Wohnung/ Eingangsbereich:

  • Aufzug (Haltestangen, Sitzplätze, ebenerdiger Zugang, Vergrößerung von Türen, Schalterleiste in Greifhöhe),
  • Briefkasten (Absenkung auf Greifhöhe),
  • Orientierungshilfen ( Orientierungshilfen für Sehbehinderte),
  • Treppe (Handläufe auf beiden Seiten, farbige Stufenmarkierung an den Vorderkanten, festinstallierte Rampen und Treppenlifter),
  • Türen (Türvergrößerung, Abbau von Türschwellen, Türen mit pneumatischem Türantrieb, Gegensprechanlage).

Wohnungsbereich

  • Bewegungsfläche (Umbaumaßnahmen zur Schaffung ausreichender Bewegungsfläche, z.B. Installation der Waschmaschine in der Küche statt im Bad/ Verlegung der Wasser- und Stromanschlüsse),
  • Bodenbelag (Beseitigung von Stolperquellen, Rutsch- und Sturzgefahren),
  • Heizung (Installation von z.

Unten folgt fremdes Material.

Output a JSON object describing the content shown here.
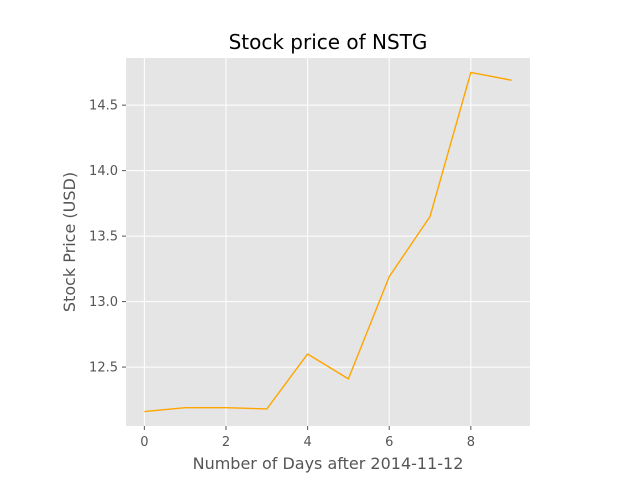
{
  "chart_data": {
    "type": "line",
    "title": "Stock price of NSTG",
    "xlabel": "Number of Days after 2014-11-12",
    "ylabel": "Stock Price (USD)",
    "x": [
      0,
      1,
      2,
      3,
      4,
      5,
      6,
      7,
      8,
      9
    ],
    "series": [
      {
        "color": "#ffa500",
        "values": [
          12.16,
          12.19,
          12.19,
          12.18,
          12.6,
          12.41,
          13.19,
          13.65,
          14.75,
          14.69
        ]
      }
    ],
    "xlim": [
      -0.45,
      9.45
    ],
    "ylim": [
      12.05,
      14.86
    ],
    "xticks": [
      0,
      2,
      4,
      6,
      8
    ],
    "xtick_labels": [
      "0",
      "2",
      "4",
      "6",
      "8"
    ],
    "yticks": [
      12.5,
      13.0,
      13.5,
      14.0,
      14.5
    ],
    "ytick_labels": [
      "12.5",
      "13.0",
      "13.5",
      "14.0",
      "14.5"
    ],
    "grid": true,
    "style": {
      "plot_background": "#e5e5e5",
      "grid_color": "#ffffff",
      "tick_color": "#555555"
    }
  }
}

B. elektrischen Heizgeräten anstelle von Öl-, Gas-, Kohle- oder Holzöfen wenn dadurch der Hilfebedarf bei der Beschaffung von Heizmaterial kompensiert wird),
  • Lichtschalter/ Steckdosen/ Heizungsventile (Installation in Greifhöhe, ertastbare Heizungsventile für Sehbehinderte),
  • Reorganisation der Wohnung (Stockwerktausch),
  • Türen/ Schwellen ( Abbau von Türschwellen zum Balkon, Sicherungstüren für desorientierte Personen, Absenken des Türspions bzw. der Anlage in Greifhöhe, Veränderung von Türanschlägen),
  • Fenster ( Absenkung der Fenstergriffe, elektrisch betriebene Rollläden sofern der Pflegebedürftige zur Linderung seiner Beschwerden auf einen kühlen Raum angewiesen ist und eine Unterbringung nur in diesem Raum möglich ist).

Küche - Armaturen

  • Armaturen Installation von Armaturen mit verlängertem Hebel oder Schlaufe, Schlauchbrauseinstallation von Warmwassergeräten, wenn kein fließend warmes Wasser vorhanden ist und aufgrund der Pflegebedürftigkeit Warmwasserquellen im Haus nicht erreicht oder das warme Wasser nicht - wie bisher - aufbereitet werden kann,
  • Bodenbelag (rutschhemmender Belag),
  • Kücheneinrichtung (Veränderung der Höhe von z.B. Herd, Kühlschrank, Arbeitsplatte, Spüle als Sitzplatz, Schaffung einer mit Rollstuhlunterfahrbaren Kücheneinrichtung, Absenkung von Küchenoberschränken, Schaffung von herausfahrbaren Unterschränken).

Bad und WC

  • Einbau eines nicht vorhandenen Bades/WC,
  • Anpassung eines vorhandenen Bades/WC, Armaturen (Installation von Armaturen mit verlängertem Hebel oder Schlaufe, Schlauchbrause Installation von Warmwassergeräten, wenn kein fließend warmes Wasser vorhanden ist und aufgrund der Pflegebedürftigkeit Warmwasserquellen im Haus nicht erreicht oder das warme Wasser nicht - wie bisher - aufbereitet werden kann),
  • Badewanne (Badewanneneinstiegshilfen, die mit wesentlichen Eingriffen in die Bausubstanz verbunden sind,
  • Bodenbelag (rutschhemmender Bodenbelag, rutschhemmender Belag für die Dusche),
  • Duschplatz (Einbau einer Dusche, wenn der Einstieg in eine Badewanne auch mit Hilfsmitteln nicht mehr ohne fremde Hilfe möglich ist Herstellung eines bodengleichen Zugangs zur Dusche),
  • Einrichtungsgegenstände (Anpassung der Höhe),
  • Toilette (Anpassung der Sitzhöhe des Klosettbeckens durch Einbau eines Sockels),
  • Waschtisch ( Anpassung der Höhe des Waschtisches zur Benutzung im Sitzen/ Rollstuhl).

Schlafzimmer

  • Bettzugang: Umbaumaßnahmen zur Schaffung eines freien Zugangs zum Bett,
  • Bodenbelag: Verwendung von rutschhemmendem Bodenbelag,
  • Lichtschalter/ Steckdosen (Installation von Steckdosen und Lichtschaltern, die vom Bett aus zu erreichen sind).